Keempat, eDNA memungkinkan deteksi Pagi invasi biologis dan pemberantasan Cocok waktu sebelum terjadinya dominansi. Kelima, eDNA memungkinkan identifikasi organisme Sasaran secara Presisi menggunakan metode standar berbasis genetik. Keenam, pengambilan sampel eDNA berpotensi menawarkan cakupan taksonomi yang luas, sehingga memungkinkan penilaian keanekaragaman Biologi secara simultan Kepada berbagai organisme.
Kontroversi eDNA
Tetapi, seiring signifikansi ekologis dan konservasi yang berpotensi dapat diatasi dengan eDNA, Eksis banyak tantangan dan juga keterbatasan. Perujukan Operational Taxonomic Unit (OTU) ke spesies merupakan langkah mendasar. Tetapi, ketidaklengkapan database Surat keterangan menjadi batasan Krusial dalam hal ini. Lewat, apakah pengambilan sampel eDNA lebih sensitif dan Mempunyai resolusi lebih tinggi daripada metode pemantauan biodiversitas konvensional, tetap kontroversial.
Kepada beberapa spesies, eDNA memang bekerja lebih Berkualitas daripada metode tradisional; Kepada yang lain, eDNA sama baiknya dengan survei tradisional. Sedangkan Kepada beberapa kasus, eDNA memberikan sedikit manfaat tambahan. Selain perbedaan spesifik spesies dalam sensitivitas antara eDNA dan survei tradisional, lingkungan, waktu, dan Unsur biotik juga memainkan peran Krusial.

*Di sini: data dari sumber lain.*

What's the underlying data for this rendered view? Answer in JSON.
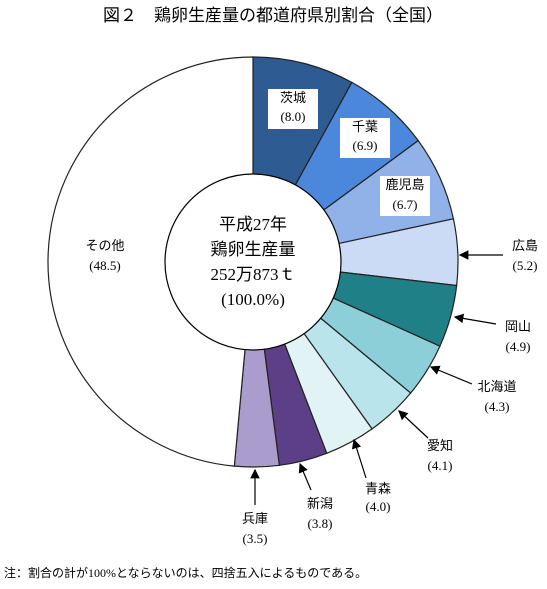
{
  "chart_data": {
    "type": "donut",
    "title": "図２　鶏卵生産量の都道府県別割合（全国）",
    "center_text": [
      "平成27年",
      "鶏卵生産量",
      "252万873ｔ",
      "(100.0%)"
    ],
    "categories": [
      "茨城",
      "千葉",
      "鹿児島",
      "広島",
      "岡山",
      "北海道",
      "愛知",
      "青森",
      "新潟",
      "兵庫",
      "その他"
    ],
    "values": [
      8.0,
      6.9,
      6.7,
      5.2,
      4.9,
      4.3,
      4.1,
      4.0,
      3.8,
      3.5,
      48.5
    ],
    "value_labels": [
      "(8.0)",
      "(6.9)",
      "(6.7)",
      "(5.2)",
      "(4.9)",
      "(4.3)",
      "(4.1)",
      "(4.0)",
      "(3.8)",
      "(3.5)",
      "(48.5)"
    ],
    "colors": [
      "#2e5b92",
      "#4b87da",
      "#90b2e8",
      "#cbdaf5",
      "#1f8088",
      "#8dcfd9",
      "#b9e4eb",
      "#e2f3f6",
      "#5c3f87",
      "#aa9ccd",
      "#ffffff"
    ],
    "note": "注：割合の計が100%とならないのは、四捨五入によるものである。"
  }
}
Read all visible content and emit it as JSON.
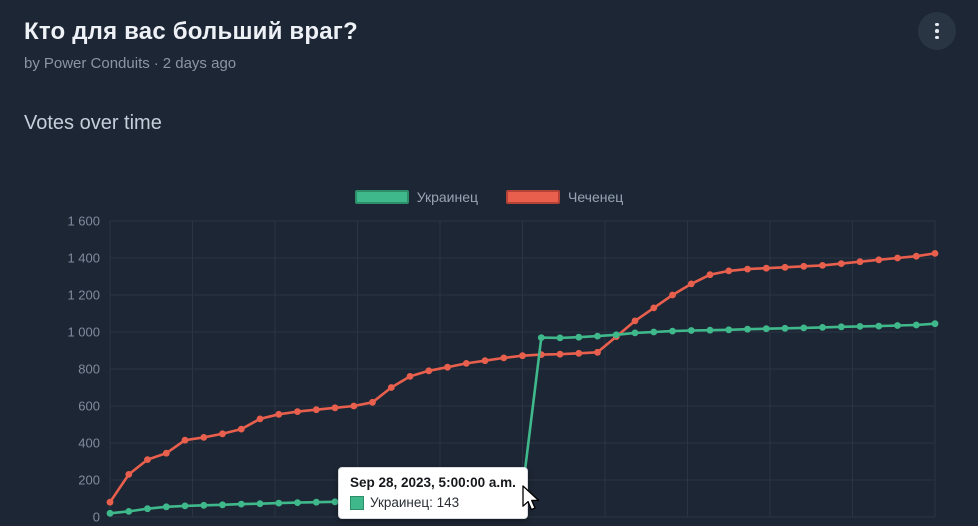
{
  "theme": {
    "page_bg": "#1d2634",
    "title_color": "#eef2f7",
    "subtitle_color": "#8a95a5",
    "section_title_color": "#c5cfdb",
    "legend_label_color": "#98a4b5",
    "tick_label_color": "#7f8b9d",
    "grid_color": "#2a3443",
    "menu_button_bg": "#2a3543",
    "tooltip_bg": "#ffffff"
  },
  "header": {
    "title": "Кто для вас больший враг?",
    "byline_prefix": "by",
    "author": "Power Conduits",
    "separator": "·",
    "time_ago": "2 days ago",
    "menu_icon": "vertical-ellipsis-icon"
  },
  "section": {
    "title": "Votes over time"
  },
  "chart_data": {
    "type": "line",
    "title": "Votes over time",
    "xlabel": "",
    "ylabel": "",
    "ylim": [
      0,
      1600
    ],
    "grid": true,
    "legend_position": "top",
    "y_ticks": [
      0,
      200,
      400,
      600,
      800,
      1000,
      1200,
      1400,
      1600
    ],
    "y_tick_labels": [
      "0",
      "200",
      "400",
      "600",
      "800",
      "1 000",
      "1 200",
      "1 400",
      "1 600"
    ],
    "series": [
      {
        "name": "Украинец",
        "color": "#3fb98b",
        "border_color": "#2d8f69",
        "values": [
          20,
          30,
          45,
          55,
          60,
          63,
          66,
          70,
          72,
          75,
          78,
          80,
          82,
          85,
          88,
          90,
          95,
          100,
          105,
          110,
          118,
          128,
          143,
          970,
          968,
          972,
          978,
          985,
          995,
          1000,
          1005,
          1008,
          1010,
          1012,
          1015,
          1018,
          1020,
          1022,
          1025,
          1028,
          1030,
          1032,
          1035,
          1038,
          1045
        ]
      },
      {
        "name": "Чеченец",
        "color": "#e8604d",
        "border_color": "#b44236",
        "values": [
          80,
          230,
          310,
          345,
          415,
          430,
          450,
          475,
          530,
          555,
          570,
          580,
          590,
          600,
          620,
          700,
          760,
          790,
          810,
          830,
          845,
          860,
          872,
          878,
          880,
          885,
          890,
          975,
          1060,
          1130,
          1200,
          1260,
          1310,
          1330,
          1340,
          1345,
          1350,
          1355,
          1360,
          1370,
          1380,
          1390,
          1400,
          1410,
          1425
        ]
      }
    ],
    "highlight": {
      "series": "Украинец",
      "point_index": 22,
      "date": "Sep 28, 2023, 5:00:00 a.m.",
      "value": 143
    }
  },
  "tooltip": {
    "date": "Sep 28, 2023, 5:00:00 a.m.",
    "label": "Украинец: 143",
    "swatch_color": "#3fb98b",
    "swatch_border_color": "#2d8f69"
  }
}
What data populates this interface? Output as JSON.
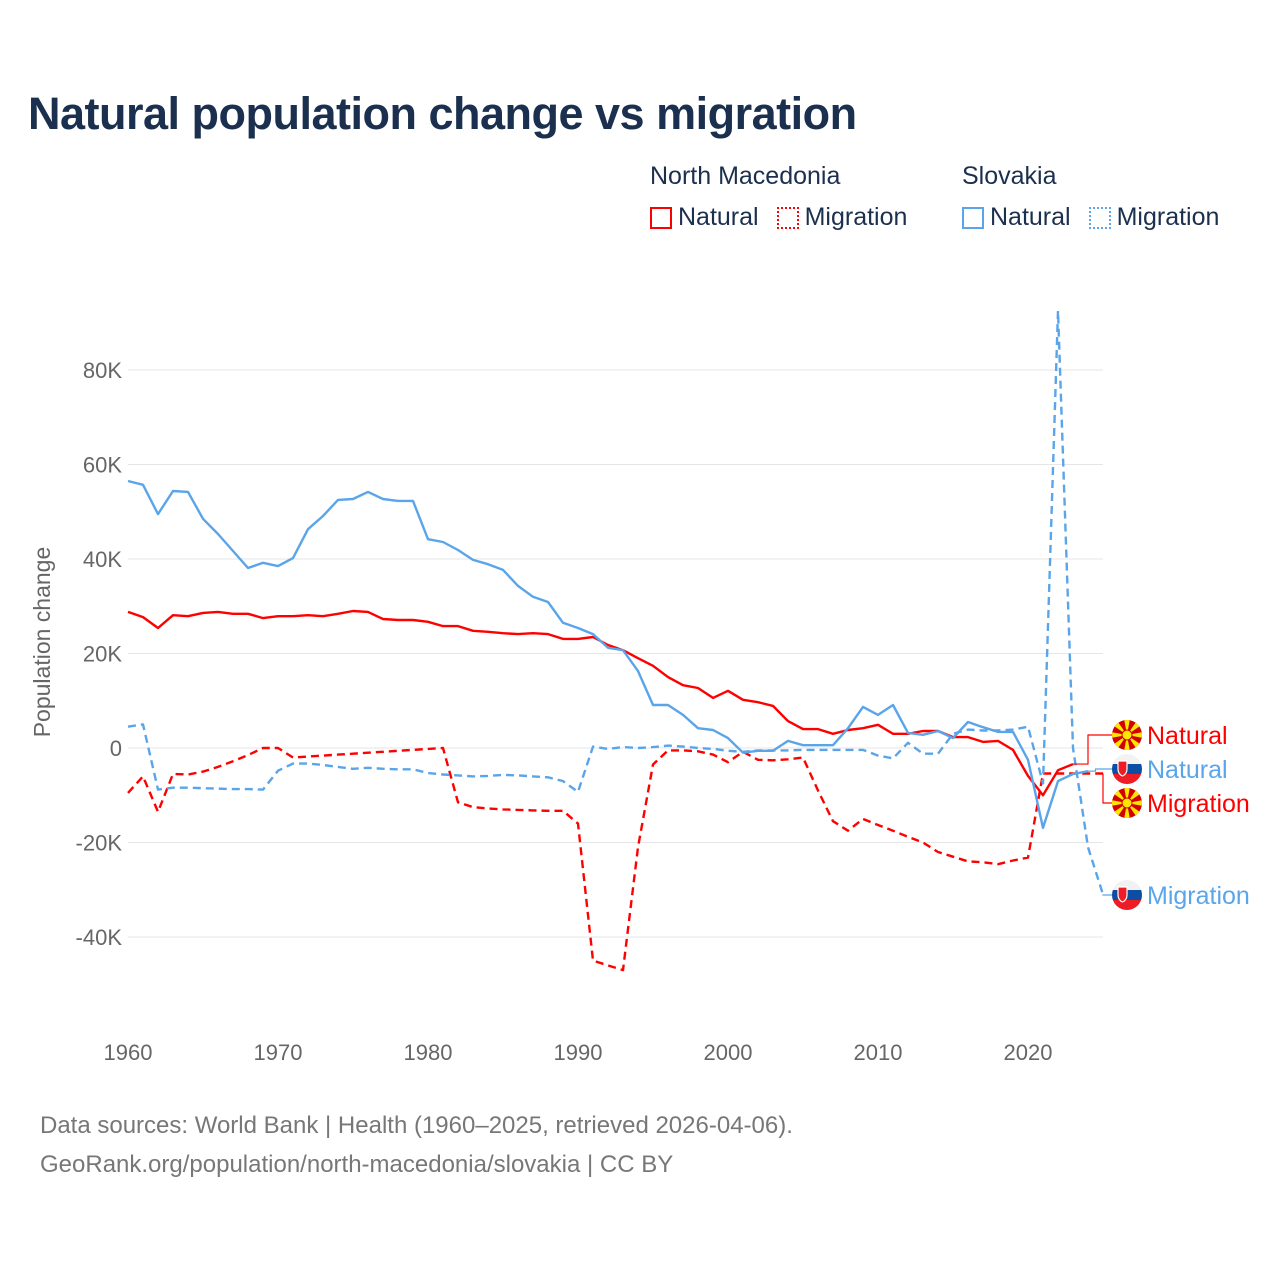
{
  "title": "Natural population change vs migration",
  "legend": {
    "groups": [
      {
        "name": "North Macedonia",
        "items": [
          {
            "label": "Natural",
            "style": "solid"
          },
          {
            "label": "Migration",
            "style": "dotted"
          }
        ],
        "color": "#ff0000"
      },
      {
        "name": "Slovakia",
        "items": [
          {
            "label": "Natural",
            "style": "solid"
          },
          {
            "label": "Migration",
            "style": "dotted"
          }
        ],
        "color": "#5aa5ea"
      }
    ]
  },
  "footer": {
    "line1": "Data sources: World Bank | Health (1960–2025, retrieved 2026-04-06).",
    "line2": "GeoRank.org/population/north-macedonia/slovakia | CC BY"
  },
  "chart_data": {
    "type": "line",
    "title": "Natural population change vs migration",
    "xlabel": "",
    "ylabel": "Population change",
    "xlim": [
      1960,
      2025
    ],
    "ylim": [
      -50000,
      95000
    ],
    "grid": true,
    "legend_position": "top-right",
    "x_ticks": [
      1960,
      1970,
      1980,
      1990,
      2000,
      2010,
      2020
    ],
    "y_ticks": [
      {
        "v": 80000,
        "label": "80K"
      },
      {
        "v": 60000,
        "label": "60K"
      },
      {
        "v": 40000,
        "label": "40K"
      },
      {
        "v": 20000,
        "label": "20K"
      },
      {
        "v": 0,
        "label": "0"
      },
      {
        "v": -20000,
        "label": "-20K"
      },
      {
        "v": -40000,
        "label": "-40K"
      }
    ],
    "start_year": 1960,
    "series": [
      {
        "name": "North Macedonia Natural",
        "end_label": "Natural",
        "flag": "north-macedonia",
        "color": "#ff0000",
        "dash": false,
        "values_k": [
          28.8,
          27.7,
          25.4,
          28.1,
          27.9,
          28.6,
          28.8,
          28.4,
          28.4,
          27.5,
          27.9,
          27.9,
          28.1,
          27.9,
          28.4,
          29.0,
          28.8,
          27.3,
          27.1,
          27.1,
          26.7,
          25.8,
          25.8,
          24.8,
          24.6,
          24.3,
          24.1,
          24.3,
          24.1,
          23.1,
          23.1,
          23.5,
          21.8,
          20.7,
          19.0,
          17.4,
          15.0,
          13.3,
          12.7,
          10.6,
          12.1,
          10.2,
          9.7,
          8.9,
          5.7,
          4.0,
          4.0,
          3.0,
          3.8,
          4.2,
          4.9,
          3.0,
          3.0,
          3.6,
          3.6,
          2.3,
          2.3,
          1.3,
          1.5,
          -0.4,
          -5.9,
          -10.0,
          -4.7,
          -3.4
        ]
      },
      {
        "name": "North Macedonia Migration",
        "end_label": "Migration",
        "flag": "north-macedonia",
        "color": "#ff0000",
        "dash": true,
        "values_k": [
          -9.5,
          -6,
          -13.5,
          -5.5,
          -5.6,
          -5,
          -4,
          -2.8,
          -1.5,
          0,
          0,
          -2,
          -1.8,
          -1.6,
          -1.4,
          -1.2,
          -1,
          -0.8,
          -0.6,
          -0.4,
          -0.2,
          0,
          -11.5,
          -12.5,
          -12.8,
          -13,
          -13.1,
          -13.2,
          -13.3,
          -13.3,
          -16,
          -45,
          -46,
          -47,
          -21,
          -3.5,
          -0.5,
          -0.5,
          -0.7,
          -1.4,
          -3,
          -0.8,
          -2.5,
          -2.6,
          -2.4,
          -2,
          -9,
          -15.5,
          -17.5,
          -15,
          -16.3,
          -17.5,
          -18.8,
          -20,
          -22,
          -23,
          -24,
          -24.2,
          -24.6,
          -23.8,
          -23.2,
          -5.4,
          -5.4,
          -5.4,
          -5.4,
          -5.4
        ]
      },
      {
        "name": "Slovakia Natural",
        "end_label": "Natural",
        "flag": "slovakia",
        "color": "#5aa5ea",
        "dash": false,
        "values_k": [
          56.5,
          55.7,
          49.5,
          54.4,
          54.2,
          48.5,
          45.3,
          41.7,
          38.1,
          39.2,
          38.5,
          40.2,
          46.3,
          49.1,
          52.5,
          52.7,
          54.2,
          52.7,
          52.3,
          52.3,
          44.2,
          43.6,
          41.9,
          39.8,
          38.9,
          37.7,
          34.3,
          32,
          30.9,
          26.5,
          25.4,
          24.1,
          21.2,
          20.7,
          16.3,
          9.1,
          9.1,
          7,
          4.2,
          3.8,
          2.1,
          -1,
          -0.6,
          -0.6,
          1.5,
          0.6,
          0.6,
          0.6,
          4.2,
          8.7,
          7,
          9.1,
          3.2,
          2.8,
          3.6,
          2.1,
          5.5,
          4.4,
          3.4,
          3.4,
          -2.5,
          -16.9,
          -7,
          -5.5,
          -4.9
        ]
      },
      {
        "name": "Slovakia Migration",
        "end_label": "Migration",
        "flag": "slovakia",
        "color": "#5aa5ea",
        "dash": true,
        "values_k": [
          4.5,
          5,
          -8.8,
          -8.4,
          -8.4,
          -8.5,
          -8.6,
          -8.7,
          -8.7,
          -8.8,
          -4.8,
          -3.3,
          -3.3,
          -3.6,
          -4,
          -4.4,
          -4.2,
          -4.4,
          -4.5,
          -4.5,
          -5.3,
          -5.6,
          -5.8,
          -6,
          -5.9,
          -5.7,
          -5.8,
          -6,
          -6.2,
          -7,
          -9.3,
          0.3,
          -0.2,
          0.2,
          0,
          0.2,
          0.5,
          0.3,
          0,
          -0.2,
          -0.6,
          -0.8,
          -0.5,
          -0.5,
          -0.5,
          -0.4,
          -0.4,
          -0.4,
          -0.4,
          -0.4,
          -1.6,
          -2.2,
          1.1,
          -1.2,
          -1.2,
          3,
          3.9,
          3.7,
          3.7,
          3.9,
          4.5,
          -7.5,
          92.5,
          0,
          -21,
          -31
        ]
      }
    ]
  }
}
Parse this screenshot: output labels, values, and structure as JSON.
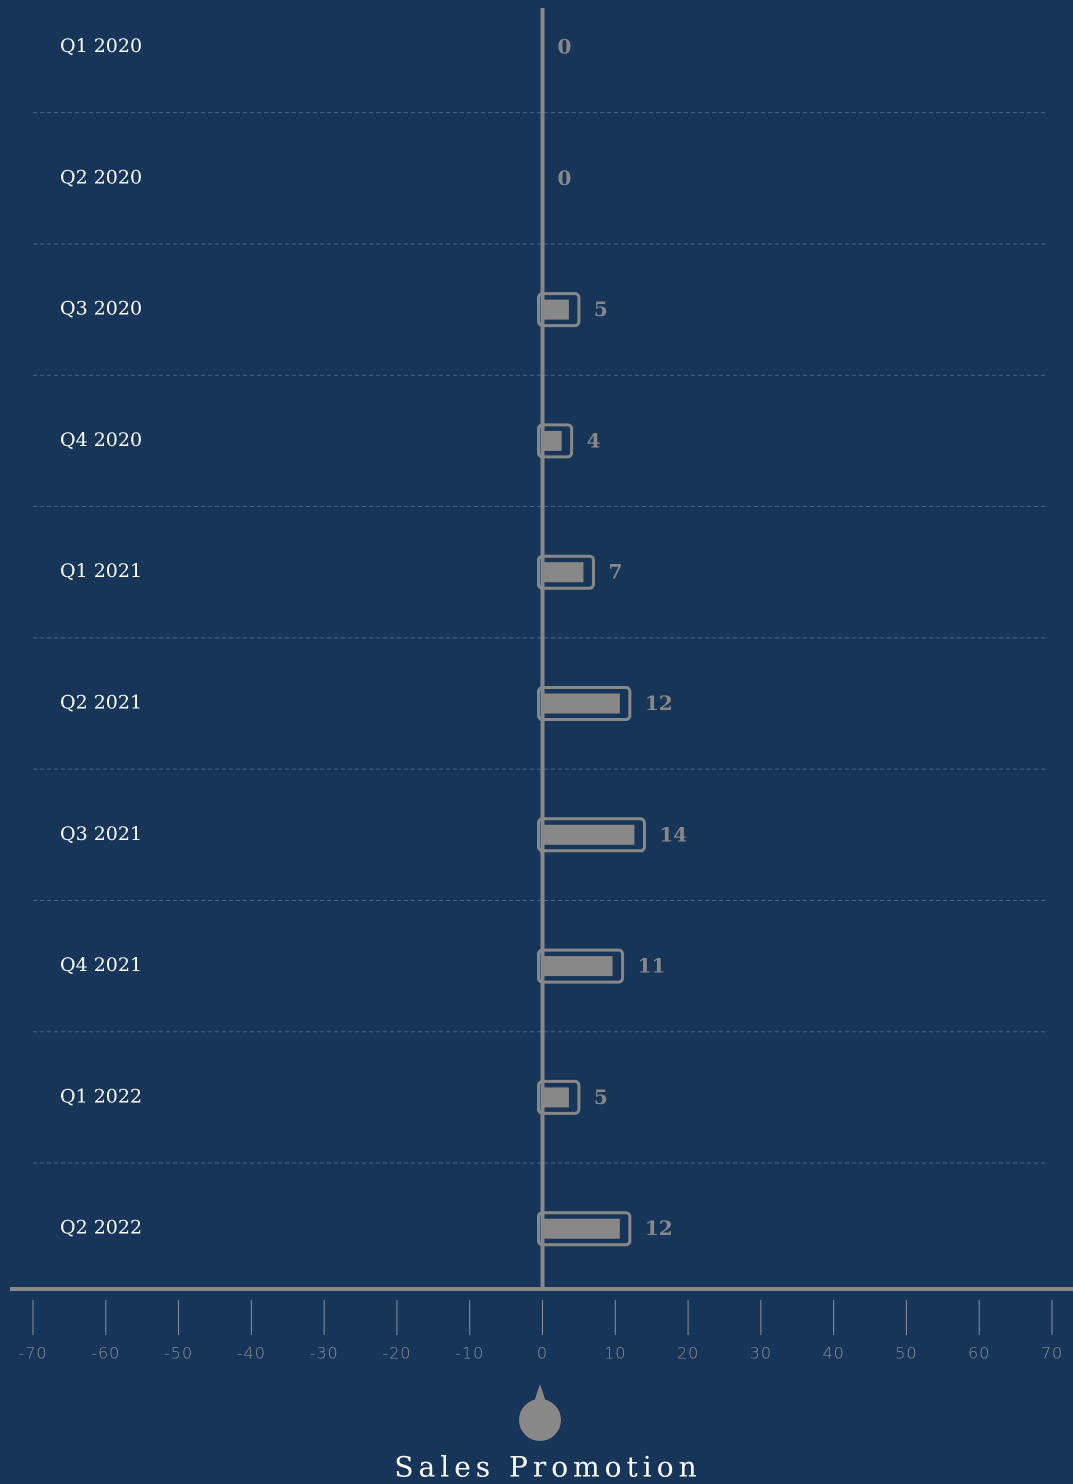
{
  "chart_data": {
    "type": "bar",
    "orientation": "horizontal",
    "x_label": "Sales Promotion",
    "categories": [
      "Q1 2020",
      "Q2 2020",
      "Q3 2020",
      "Q4 2020",
      "Q1 2021",
      "Q2 2021",
      "Q3 2021",
      "Q4 2021",
      "Q1 2022",
      "Q2 2022"
    ],
    "values": [
      0,
      0,
      5,
      4,
      7,
      12,
      14,
      11,
      5,
      12
    ],
    "color": "#888888",
    "xlim": [
      -70,
      70
    ],
    "xticks": [
      -70,
      -60,
      -50,
      -40,
      -30,
      -20,
      -10,
      0,
      10,
      20,
      30,
      40,
      50,
      60,
      70
    ],
    "grid": true
  }
}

Dalam ekosistem perairan misalnya, eDNA dapat bertahan beberapa jam hingga sebulan setelah dilepaskan oleh biota. Selain itu, perbedaan persistensi eDNA dapat terjadi bahkan di dalam lingkungan yang sama, misalnya, antara lapisan permukaan dan dasar perairan.
Kemampuan eDNA Kepada mendeteksi kehadiran suatu biota yang ‘Bukan terlihat’ di habitatnya juga menimbulkan pertanyaan, apakah organisme tersebut Betul-Betul Eksis pada Begitu pemantauan atau hanya fragmen DNA-nya saja yang tersisa. Sayangnya, eDNA belum Bisa membedakan fase hidup biota yang teridentifikasi.
Degradasi eDNA di lingkungan juga membatasi ruang lingkup studi eDNA, karena seringkali hanya sebagian kecil dari materi genetik yang tersisa. Lewat, Eksis juga kemungkinan kontaminasi yang terjadi, sehingga pengambilan sampel dan analisis laboratorium harus dilakukan dengan sangat hati-hati.
Hal yang juga perlu digarisbawahi adalah perhitungan kelimpahan spesies dan keanekaragamannya diestimasi berdasarkan sekuen DNA yang terbaca, bukan berdasarkan kelimpahan individu. Jadi, Eksis kemungkinan bahwa sekuen DNA yang ditemukan berasal dari bagian tubuh yang berbeda tapi dari individu yang sama.
Melengkapi pemantauan
Pertimbangan Istimewa dalam analisis eDNA adalah memaksimalkan pengumpulan DNA di lapangan, meminimalkan degradasi selama pengangkutan dan penyimpanan, serta memaksimalkan keberhasilan isolasi dan amplifikasi DNA di laboratorium. Informasi dari eDNA seringkali melengkapi data survei konvensional.
Secara keseluruhan, eDNA menawarkan potensi yang sangat besar dalam survei biodiversitas, Bukan hanya di ekosistem terestrial tapi juga di ekosistem akuatik, dan dapat memperkaya khasanah pemahaman tentang dinamika keanekaragaman Biologi. Akan tetapi juga memerlukan penelitian lebih lanjut Kepada mengatasi berbagai tantangan dan memaksimalkan potensinya. Selanjutnya, pemantauan eDNA dapat menjadi pelengkap pemantauan biodiversitas, yang Begitu ini dilakukan secara konvensional, yang pada umumnya berfokus pada organisme yang Tetap hidup dan makroskopis.